We passed, on both sides the Sabine, many abandoned farms, and the country is but thinly settled. We found it impossible to obtain any information about roads, and frequently went astray upon cattle paths, once losing twenty miles in a day’s journey. The people were chiefly herdsmen, cultivating a little cotton upon river-banks, but ordinarily only corn, with a patch of cane to furnish household sugar. We tried in vain to purchase corn for our horses, and were told that “folks didn’t make corn enough to bread them, and if anybody had corn to give his horse, he carried it in his hat and went out behind somewhere.” The herds were in poor condition, and must in winter be reduced to the verge of starvation. We saw a few hogs, converted, by hardship, to figures so unnatural, that we at first took them for goats. Most of the people we met were old emigrants, from Southern Louisiana and Mississippi, and more disposed to gaiety and cheer than the Texan planters. The houses showed a tendency to Louisiana forms, and the table to a French style of serving the jerked beef, which is the general dish of the country. The meat is dried in strips, over smoky fires, and, if untainted and well prepared, is a tolerably savoury food. I hardly know whether to chronicle it as a border barbarism, or a Creolism, that we were several times, in this neighbourhood, shown to a bed standing next to that occupied by the host and his wife, sometimes with the screen of a shawl, sometimes without.
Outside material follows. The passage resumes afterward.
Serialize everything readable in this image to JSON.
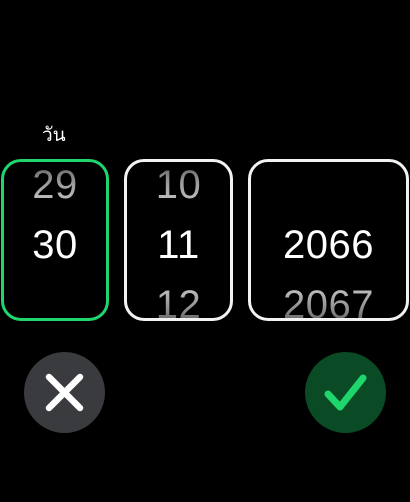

We met with one specimen of the Virginia habit of “dipping,” or snuff-chewing, in the person of a woman who was otherwise neat and agreeable, and observed that a young lady, well-dressed, and apparently engaged, while we were present, in reading, went afterward to light her pipe at the kitchen fire, and had a smoke behind the house.
The condition of the young men appeared to incline decidedly to barbarism. We stopped a night at a house in which a drover, bringing mules from Mexico, was staying; and, with the neighbours who had come to look at the drove, we were thirteen men at table. When speaking with us, all were polite and respectful, the women especially so; but among one another, their coarseness was incredible. The master of the house, a well-known gentleman of the county, who had been absent when we arrived, and at supper-time, came afterwards upon the gallery and commenced cursing furiously, because some one had taken his pipe. Seeing us, he stopped abruptly, and after lighting the pipe, said, in a rather peremptory and formal, but not uncourteous tone: “Where are you from, gentlemen?”
“From Beaumont, sir, last.”
“Been out West?”
“Yes, sir.”
“Travelling?”
“Yes, sir.”
After pausing a moment to make up his mind—
“Where do you live when you are at home, gentlemen, and what’s your business in this country?”